Defining epigenetic vulnerabilities in clonal expansions of RUNX1-FPD patients
Clonal hematopoiesis (CH) occurs when certain blood cells begin to grow abnormally and dominate over others, even in people who are otherwise healthy. This condition becomes more common with age and increases the risk of developing blood cancers. However, for individuals with a rare inherited disorder called RUNX1 familial platelet disorder (RUNX1-FPD), CH can appear at a much younger age. While these early clones are often unstable and less likely to lead to cancer, stable clones become more frequent as patients grow older, increasing their cancer risk.

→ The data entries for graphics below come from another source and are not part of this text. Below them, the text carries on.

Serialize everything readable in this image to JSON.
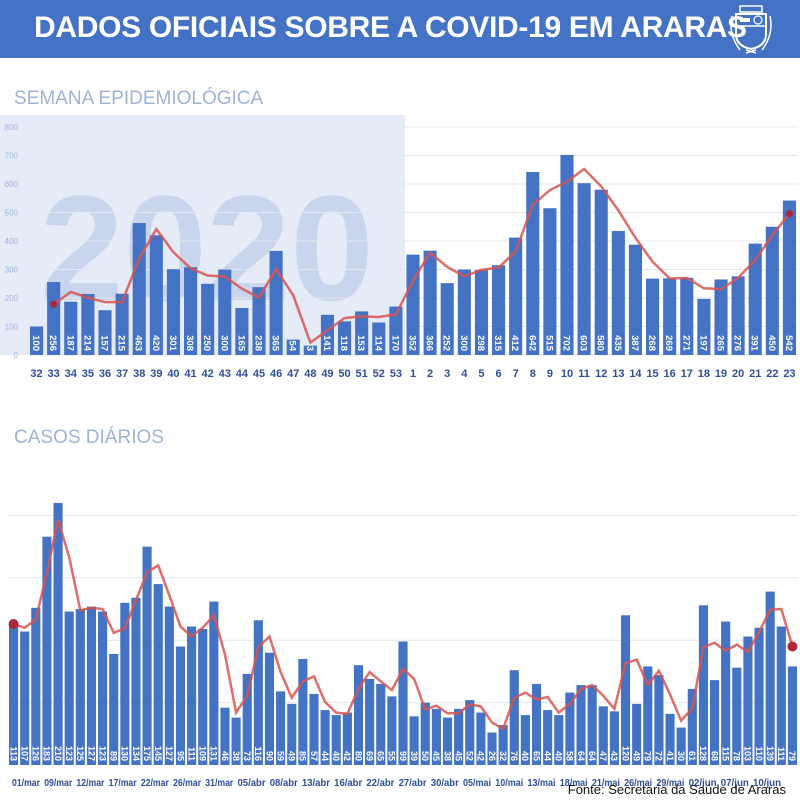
{
  "header": {
    "title": "DADOS OFICIAIS SOBRE A COVID-19 EM ARARAS",
    "emblem": "coat-of-arms"
  },
  "source": "Fonte: Secretaria da Saúde de Araras",
  "colors": {
    "header": "#4472c4",
    "bar": "#4472c4",
    "line": "#d9534f",
    "title": "#9fb3d8"
  },
  "chart_data": [
    {
      "type": "bar",
      "title": "SEMANA EPIDEMIOLÓGICA",
      "watermark": "2020",
      "categories": [
        "32",
        "33",
        "34",
        "35",
        "36",
        "37",
        "38",
        "39",
        "40",
        "41",
        "42",
        "43",
        "44",
        "45",
        "46",
        "47",
        "48",
        "49",
        "50",
        "51",
        "52",
        "53",
        "1",
        "2",
        "3",
        "4",
        "5",
        "6",
        "7",
        "8",
        "9",
        "10",
        "11",
        "12",
        "13",
        "14",
        "15",
        "16",
        "17",
        "18",
        "19",
        "20",
        "21",
        "22",
        "23"
      ],
      "values": [
        100,
        256,
        187,
        214,
        157,
        215,
        463,
        420,
        301,
        308,
        250,
        300,
        165,
        238,
        365,
        54,
        33,
        141,
        118,
        153,
        114,
        170,
        352,
        366,
        252,
        300,
        298,
        315,
        412,
        642,
        515,
        702,
        603,
        580,
        435,
        387,
        268,
        269,
        271,
        197,
        265,
        276,
        391,
        450,
        542
      ],
      "trend": "2-period moving average",
      "ylim": [
        0,
        800
      ],
      "yticks": [
        0,
        100,
        200,
        300,
        400,
        500,
        600,
        700,
        800
      ],
      "grid": true
    },
    {
      "type": "bar",
      "title": "CASOS DIÁRIOS",
      "values": [
        113,
        107,
        126,
        183,
        210,
        123,
        125,
        127,
        123,
        89,
        130,
        134,
        175,
        145,
        127,
        95,
        111,
        109,
        131,
        46,
        38,
        73,
        116,
        90,
        59,
        49,
        85,
        57,
        44,
        40,
        42,
        80,
        69,
        65,
        55,
        99,
        39,
        50,
        45,
        38,
        45,
        52,
        42,
        26,
        32,
        76,
        40,
        65,
        44,
        40,
        58,
        64,
        64,
        47,
        43,
        120,
        49,
        79,
        72,
        41,
        30,
        61,
        128,
        68,
        115,
        78,
        103,
        110,
        139,
        111,
        79
      ],
      "xtick_labels": [
        "01/mar",
        "09/mar",
        "12/mar",
        "17/mar",
        "22/mar",
        "26/mar",
        "31/mar",
        "05/abr",
        "08/abr",
        "13/abr",
        "16/abr",
        "22/abr",
        "27/abr",
        "30/abr",
        "05/mai",
        "10/mai",
        "13/mai",
        "18/mai",
        "21/mai",
        "26/mai",
        "29/mai",
        "02/jun",
        "07/jun",
        "10/jun"
      ],
      "trend": "2-period moving average",
      "ylim": [
        0,
        210
      ],
      "grid": true
    }
  ]
}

Early detection of CH offers a crucial chance to intervene before the condition progresses to cancer. The challenge lies in identifying specific features of the abnormal blood cells to develop therapies that target only the problematic cells while sparing healthy ones. Patients with RUNX1-FPD have a mix of inherited mutated cells and additional mutated cells that drive CH, with the latter being a smaller fraction of the blood cells. These additional mutations often affect genes that control how DNA is packaged and read, but how these mutations contribute to the growth of abnormal clones is not well understood.
Project Goal
The goal of the study is to identify and target the abnormal blood cell clones driving CH in RUNX1-FPD patients before they progress to cancer. A major challenge is distinguishing between cells with inherited RUNX1 mutations and those with additional harmful mutations that drive the abnormal growth. To overcome this, the research will use an advanced technology called GoT-ChA, which can pinpoint genetic and epigenetic changes in individual cells from patient samples. This tool enables researchers to study how abnormal clones evolve and grow, using the healthy cells from the same patient as a comparison.
The study has two main objectives:
1) Understand how abnormal clones grow and change over time: Using GoT-ChA, researchers will analyze patient blood samples to map the evolution of abnormal clones and understand how specific mutations affect blood cell development.
2) Identify unique features of abnormal clones and test therapies: By studying how these clones differ from healthy cells, the project aims to discover specific features or pathways that can be targeted with therapies. Patient-derived stem cells will be used to test potential treatments, focusing on selectively eliminating harmful clones while preserving healthy cells.
Ultimately, this research will provide the foundation for new treatments to prevent blood cancers in RUNX1-FPD patients, offering hope for early interventions that improve long-term health outcomes.